Mrs Melody Azinim, Peace and Governance Analyst at the UNDP, who made the call, said even though Ghana is recognised as a peaceful nation, issues on election violence could easily trigger and disturb the prevailing peace in the nation.
She was addressing the opening session of a knowledge management on conflict-sensitive reporting and peacebuilding workshop for media practitioners in Kumasi.
Mrs Azinim said peace and security remains a critical component and a prerequisite tool that would facilitate an accelerated national development programme.
Insecurity, she said, has no political colour and advised the media to guard against articles and reports that have the potential to trigger violence.

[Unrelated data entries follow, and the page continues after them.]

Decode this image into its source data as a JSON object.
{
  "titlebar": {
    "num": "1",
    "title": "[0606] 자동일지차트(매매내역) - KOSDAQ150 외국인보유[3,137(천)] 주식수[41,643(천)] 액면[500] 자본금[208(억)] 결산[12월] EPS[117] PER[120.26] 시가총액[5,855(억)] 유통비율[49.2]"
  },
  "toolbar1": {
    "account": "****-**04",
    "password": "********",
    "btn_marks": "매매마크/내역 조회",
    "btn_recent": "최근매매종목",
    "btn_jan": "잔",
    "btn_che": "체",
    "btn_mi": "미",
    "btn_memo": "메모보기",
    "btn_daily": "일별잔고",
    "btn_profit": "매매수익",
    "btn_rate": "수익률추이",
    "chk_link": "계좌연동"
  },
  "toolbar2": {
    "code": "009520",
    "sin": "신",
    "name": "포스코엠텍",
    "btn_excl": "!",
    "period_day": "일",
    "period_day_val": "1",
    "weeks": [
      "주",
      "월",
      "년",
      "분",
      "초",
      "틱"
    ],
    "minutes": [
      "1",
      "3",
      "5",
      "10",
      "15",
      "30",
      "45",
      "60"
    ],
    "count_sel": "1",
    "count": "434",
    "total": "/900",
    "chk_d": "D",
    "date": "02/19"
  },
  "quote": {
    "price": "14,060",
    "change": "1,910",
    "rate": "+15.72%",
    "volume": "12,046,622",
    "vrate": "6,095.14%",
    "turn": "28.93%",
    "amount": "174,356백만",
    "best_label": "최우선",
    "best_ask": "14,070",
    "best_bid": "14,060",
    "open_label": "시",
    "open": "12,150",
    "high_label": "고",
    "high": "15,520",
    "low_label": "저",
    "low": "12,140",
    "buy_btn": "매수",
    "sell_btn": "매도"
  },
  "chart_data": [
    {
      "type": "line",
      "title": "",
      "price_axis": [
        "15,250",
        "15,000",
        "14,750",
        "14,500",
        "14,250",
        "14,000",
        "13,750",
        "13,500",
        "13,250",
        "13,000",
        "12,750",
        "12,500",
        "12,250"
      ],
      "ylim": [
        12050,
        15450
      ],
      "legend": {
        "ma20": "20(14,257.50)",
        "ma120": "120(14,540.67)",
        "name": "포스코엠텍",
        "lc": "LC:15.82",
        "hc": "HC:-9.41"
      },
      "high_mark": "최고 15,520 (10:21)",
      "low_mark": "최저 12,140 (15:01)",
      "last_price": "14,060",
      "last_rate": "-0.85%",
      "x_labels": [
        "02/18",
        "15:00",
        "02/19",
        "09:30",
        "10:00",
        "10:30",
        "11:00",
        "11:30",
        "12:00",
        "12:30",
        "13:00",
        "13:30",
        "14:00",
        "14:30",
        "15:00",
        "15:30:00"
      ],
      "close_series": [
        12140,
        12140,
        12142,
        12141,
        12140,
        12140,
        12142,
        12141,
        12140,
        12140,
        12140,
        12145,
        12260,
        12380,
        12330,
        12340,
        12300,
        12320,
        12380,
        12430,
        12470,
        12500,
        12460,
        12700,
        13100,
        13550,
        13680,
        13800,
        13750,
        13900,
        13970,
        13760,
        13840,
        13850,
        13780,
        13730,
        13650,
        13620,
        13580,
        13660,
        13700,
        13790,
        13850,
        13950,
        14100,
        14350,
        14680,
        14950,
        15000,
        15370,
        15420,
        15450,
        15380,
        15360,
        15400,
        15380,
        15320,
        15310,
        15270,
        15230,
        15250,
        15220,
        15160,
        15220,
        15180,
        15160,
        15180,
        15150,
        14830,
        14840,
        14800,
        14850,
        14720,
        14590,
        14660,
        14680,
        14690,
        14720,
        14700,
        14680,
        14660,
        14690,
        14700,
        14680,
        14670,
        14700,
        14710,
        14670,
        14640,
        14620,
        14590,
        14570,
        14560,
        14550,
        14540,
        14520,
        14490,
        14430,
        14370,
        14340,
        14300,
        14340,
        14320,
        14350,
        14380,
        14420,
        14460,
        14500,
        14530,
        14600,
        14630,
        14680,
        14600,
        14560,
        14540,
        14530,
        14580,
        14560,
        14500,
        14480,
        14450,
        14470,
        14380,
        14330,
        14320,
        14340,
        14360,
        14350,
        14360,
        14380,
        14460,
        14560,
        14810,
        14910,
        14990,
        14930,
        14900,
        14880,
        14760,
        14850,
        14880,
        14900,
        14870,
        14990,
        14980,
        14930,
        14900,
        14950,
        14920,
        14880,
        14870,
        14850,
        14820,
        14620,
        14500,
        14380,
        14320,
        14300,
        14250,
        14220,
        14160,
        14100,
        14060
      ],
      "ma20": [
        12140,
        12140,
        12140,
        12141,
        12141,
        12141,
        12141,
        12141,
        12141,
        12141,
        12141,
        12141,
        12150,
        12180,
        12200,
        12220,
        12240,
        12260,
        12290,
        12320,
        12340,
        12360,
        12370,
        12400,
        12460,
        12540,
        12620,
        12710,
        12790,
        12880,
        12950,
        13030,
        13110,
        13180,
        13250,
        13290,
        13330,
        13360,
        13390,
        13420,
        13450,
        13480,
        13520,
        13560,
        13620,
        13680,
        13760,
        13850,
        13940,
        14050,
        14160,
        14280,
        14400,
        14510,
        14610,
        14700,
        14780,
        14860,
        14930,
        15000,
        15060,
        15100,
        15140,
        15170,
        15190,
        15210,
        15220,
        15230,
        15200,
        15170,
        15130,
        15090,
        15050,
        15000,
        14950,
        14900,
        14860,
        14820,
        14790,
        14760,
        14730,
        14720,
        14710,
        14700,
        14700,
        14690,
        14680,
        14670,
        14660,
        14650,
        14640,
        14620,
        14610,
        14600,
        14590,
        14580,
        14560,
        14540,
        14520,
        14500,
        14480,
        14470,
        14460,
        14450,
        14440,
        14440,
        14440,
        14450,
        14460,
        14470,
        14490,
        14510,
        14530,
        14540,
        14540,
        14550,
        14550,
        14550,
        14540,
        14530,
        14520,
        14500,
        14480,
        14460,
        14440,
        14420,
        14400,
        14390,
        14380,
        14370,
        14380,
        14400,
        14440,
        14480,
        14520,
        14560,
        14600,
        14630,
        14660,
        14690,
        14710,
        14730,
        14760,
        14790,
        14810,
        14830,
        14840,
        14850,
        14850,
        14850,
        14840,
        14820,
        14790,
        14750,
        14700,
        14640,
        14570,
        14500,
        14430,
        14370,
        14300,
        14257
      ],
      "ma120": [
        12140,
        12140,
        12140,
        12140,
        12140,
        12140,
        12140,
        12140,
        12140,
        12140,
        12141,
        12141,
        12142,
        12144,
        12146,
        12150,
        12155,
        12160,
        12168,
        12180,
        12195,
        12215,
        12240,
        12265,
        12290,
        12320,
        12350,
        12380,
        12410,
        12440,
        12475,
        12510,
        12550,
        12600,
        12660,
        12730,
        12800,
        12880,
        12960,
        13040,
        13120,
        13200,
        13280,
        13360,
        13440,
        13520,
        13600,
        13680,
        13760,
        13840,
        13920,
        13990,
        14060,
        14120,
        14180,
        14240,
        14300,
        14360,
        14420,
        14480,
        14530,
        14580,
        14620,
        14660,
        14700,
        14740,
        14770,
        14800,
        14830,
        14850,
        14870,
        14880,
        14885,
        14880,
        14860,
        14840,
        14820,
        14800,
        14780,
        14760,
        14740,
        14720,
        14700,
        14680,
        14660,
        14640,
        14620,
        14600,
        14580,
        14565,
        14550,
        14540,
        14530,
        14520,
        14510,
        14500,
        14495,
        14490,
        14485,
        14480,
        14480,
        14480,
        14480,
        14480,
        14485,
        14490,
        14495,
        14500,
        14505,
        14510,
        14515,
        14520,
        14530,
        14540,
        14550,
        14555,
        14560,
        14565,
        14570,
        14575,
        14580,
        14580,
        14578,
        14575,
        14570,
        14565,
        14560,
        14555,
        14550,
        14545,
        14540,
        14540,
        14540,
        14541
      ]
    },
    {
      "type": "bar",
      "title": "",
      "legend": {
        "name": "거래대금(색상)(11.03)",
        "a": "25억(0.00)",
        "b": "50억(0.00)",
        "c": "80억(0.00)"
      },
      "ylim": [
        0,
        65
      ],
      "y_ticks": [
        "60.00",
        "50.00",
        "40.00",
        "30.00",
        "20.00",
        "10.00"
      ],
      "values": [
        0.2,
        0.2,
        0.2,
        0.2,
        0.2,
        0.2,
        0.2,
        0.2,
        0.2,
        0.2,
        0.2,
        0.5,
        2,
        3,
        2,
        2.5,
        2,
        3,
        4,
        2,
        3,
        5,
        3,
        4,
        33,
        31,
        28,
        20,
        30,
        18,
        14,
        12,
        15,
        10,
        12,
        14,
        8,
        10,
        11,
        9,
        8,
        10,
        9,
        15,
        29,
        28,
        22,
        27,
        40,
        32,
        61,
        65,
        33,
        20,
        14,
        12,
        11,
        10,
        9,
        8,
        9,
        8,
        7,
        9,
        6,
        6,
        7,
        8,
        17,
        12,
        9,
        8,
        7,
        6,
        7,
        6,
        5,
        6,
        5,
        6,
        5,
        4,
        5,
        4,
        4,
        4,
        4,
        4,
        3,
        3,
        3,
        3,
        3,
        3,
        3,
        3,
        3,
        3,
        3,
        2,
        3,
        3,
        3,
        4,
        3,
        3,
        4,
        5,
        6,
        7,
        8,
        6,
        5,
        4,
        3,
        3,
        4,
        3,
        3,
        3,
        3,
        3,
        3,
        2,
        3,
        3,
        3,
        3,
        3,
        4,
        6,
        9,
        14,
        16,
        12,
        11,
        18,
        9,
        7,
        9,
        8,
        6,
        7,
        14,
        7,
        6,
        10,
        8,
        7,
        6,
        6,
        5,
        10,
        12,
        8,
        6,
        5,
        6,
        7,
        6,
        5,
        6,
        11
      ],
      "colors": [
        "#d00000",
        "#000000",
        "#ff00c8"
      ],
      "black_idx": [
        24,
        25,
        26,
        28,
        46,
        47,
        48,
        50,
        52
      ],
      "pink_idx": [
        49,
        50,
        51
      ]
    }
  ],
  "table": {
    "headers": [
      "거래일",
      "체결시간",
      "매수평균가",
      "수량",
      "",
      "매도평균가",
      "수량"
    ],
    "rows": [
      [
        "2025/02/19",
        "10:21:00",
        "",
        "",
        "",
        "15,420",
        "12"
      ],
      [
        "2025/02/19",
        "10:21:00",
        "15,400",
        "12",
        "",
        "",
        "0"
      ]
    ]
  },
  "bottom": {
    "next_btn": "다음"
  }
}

Attended by senior journalists and editors drawn from the various regions in the country, the workshop was organised by the UNDP and the Ghana Center for Democratic Governance (CDD-Ghana), and facilitated by the Ghana Journalists Association (GJA).
It is in line with a consultative platform initiated by the CDD and the UNDP aimed at promoting dialogue and building consensus on national policy response to systemic governance issues.
Mr Mawusi Dumenu, Research Analyst at the CDD-Ghana, said the platform sought to build and strengthen partnerships with civil society organisations, media, government and the private sector.
“This is geared towards developing pragmatic interventions to deal with critical issues to promote peace, stability and good governance in the country”, he said.
Mr Kojo Impraim, a Research and Development Consultant, said the media plays a critical role in nation-building and practitioners must be supported to upgrade their knowledge to enhance the social and cultural interactions of the society.
Mr Kingsley E. Hope, the Ashanti Regional Chairman of the GJA, said issues of armed robbery, kidnapping, and political party vigilantism threatens national security and stability and called for concerted and decisive measures to deal with such national challenges.